Builder Confidence Up Third Straight Month

Washington, DC, July 16, 2013 -- Builder confidence in the market for newly built, single-family homes rose six points to 57 on the National Association of Home Builders/Wells Fargo Housing Market Index (HMI) for July.

This is the index’s third consecutive monthly gain and its strongest reading since January of 2006.

“Today’s report is particularly encouraging in that it shows improvement in builder confidence across every region as well as solid gains in current sales conditions, traffic of prospective buyers and sales expectations for the next six months,” noted NAHB Chairman Rick Judson, a home builder from Charlotte, N.C.

However, he cautioned that “This positive momentum could be disrupted by threats on the policy side, particularly with regard to the mortgage interest deduction and federal support for the housing finance system.”

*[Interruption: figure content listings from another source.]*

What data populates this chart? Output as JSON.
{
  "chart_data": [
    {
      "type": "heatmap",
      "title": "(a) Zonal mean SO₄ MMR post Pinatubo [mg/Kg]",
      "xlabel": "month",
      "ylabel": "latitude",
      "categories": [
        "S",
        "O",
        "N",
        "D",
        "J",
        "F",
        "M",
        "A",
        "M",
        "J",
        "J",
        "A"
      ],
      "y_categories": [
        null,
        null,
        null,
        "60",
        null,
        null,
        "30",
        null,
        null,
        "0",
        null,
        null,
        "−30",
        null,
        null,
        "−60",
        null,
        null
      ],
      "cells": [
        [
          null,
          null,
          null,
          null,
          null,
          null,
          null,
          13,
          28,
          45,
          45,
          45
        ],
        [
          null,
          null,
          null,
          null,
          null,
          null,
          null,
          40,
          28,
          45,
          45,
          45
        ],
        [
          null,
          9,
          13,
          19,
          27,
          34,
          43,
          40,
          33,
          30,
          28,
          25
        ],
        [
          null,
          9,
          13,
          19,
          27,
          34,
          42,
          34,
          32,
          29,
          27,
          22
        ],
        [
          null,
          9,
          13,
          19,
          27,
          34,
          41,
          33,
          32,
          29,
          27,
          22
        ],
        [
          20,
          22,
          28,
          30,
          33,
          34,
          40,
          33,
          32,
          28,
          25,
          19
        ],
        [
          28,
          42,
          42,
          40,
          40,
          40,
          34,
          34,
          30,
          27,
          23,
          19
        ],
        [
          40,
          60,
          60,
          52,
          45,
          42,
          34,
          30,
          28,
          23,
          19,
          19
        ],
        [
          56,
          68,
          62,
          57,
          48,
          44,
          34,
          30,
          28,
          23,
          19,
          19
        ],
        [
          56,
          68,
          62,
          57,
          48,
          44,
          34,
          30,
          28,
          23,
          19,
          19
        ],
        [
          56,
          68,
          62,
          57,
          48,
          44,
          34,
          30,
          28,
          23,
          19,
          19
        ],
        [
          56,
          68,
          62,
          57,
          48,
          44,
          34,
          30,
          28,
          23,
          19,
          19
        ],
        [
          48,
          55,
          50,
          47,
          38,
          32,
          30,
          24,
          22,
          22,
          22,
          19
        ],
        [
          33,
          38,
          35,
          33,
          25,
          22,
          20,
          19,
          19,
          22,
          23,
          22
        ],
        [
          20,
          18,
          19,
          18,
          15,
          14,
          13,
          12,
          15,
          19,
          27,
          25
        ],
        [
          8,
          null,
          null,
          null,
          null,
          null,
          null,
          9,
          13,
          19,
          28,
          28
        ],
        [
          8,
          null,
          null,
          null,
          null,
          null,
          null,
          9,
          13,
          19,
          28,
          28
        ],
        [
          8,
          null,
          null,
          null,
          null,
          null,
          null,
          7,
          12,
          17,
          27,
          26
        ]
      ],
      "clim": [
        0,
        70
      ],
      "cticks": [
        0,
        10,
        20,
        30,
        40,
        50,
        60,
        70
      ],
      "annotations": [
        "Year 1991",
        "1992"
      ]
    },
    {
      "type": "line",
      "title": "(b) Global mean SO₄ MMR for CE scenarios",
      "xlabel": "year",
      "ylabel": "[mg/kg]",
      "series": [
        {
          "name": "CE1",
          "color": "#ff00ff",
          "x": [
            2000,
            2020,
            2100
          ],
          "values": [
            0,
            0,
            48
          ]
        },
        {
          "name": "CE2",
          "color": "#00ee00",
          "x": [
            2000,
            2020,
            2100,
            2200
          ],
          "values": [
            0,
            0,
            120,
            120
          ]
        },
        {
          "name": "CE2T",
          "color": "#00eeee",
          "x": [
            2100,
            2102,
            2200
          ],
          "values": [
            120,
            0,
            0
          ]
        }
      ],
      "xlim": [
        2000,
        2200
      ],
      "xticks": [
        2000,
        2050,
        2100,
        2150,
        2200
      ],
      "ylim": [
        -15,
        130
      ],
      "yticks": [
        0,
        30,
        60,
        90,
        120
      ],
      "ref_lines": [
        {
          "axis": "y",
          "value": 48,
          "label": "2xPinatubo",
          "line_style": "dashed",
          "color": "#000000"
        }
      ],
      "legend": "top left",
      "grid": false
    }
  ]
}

“Builders are seeing more motivated buyers coming through their doors as the inventory of existing homes for sale continues to tighten,” noted NAHB Chief Economist David Crowe.

“Meanwhile, as the infrastructure that supplies home building returns, some previously skyrocketing building material costs have begun to soften.”
 
The NAHB/Wells Fargo Housing Market Index gauges builder perceptions of current single-family home sales and sales expectations for the next six months as “good,” “fair” or “poor.”

All three HMI components posted gains in July. The component gauging current sales conditions rose five points to 60 – its highest level since early 2006. Meanwhile, the component gauging sales expectations in the next six months gained seven points to 67 and the component gauging traffic of prospective buyers rose five points to 45 – marking the strongest readings for each since late 2005.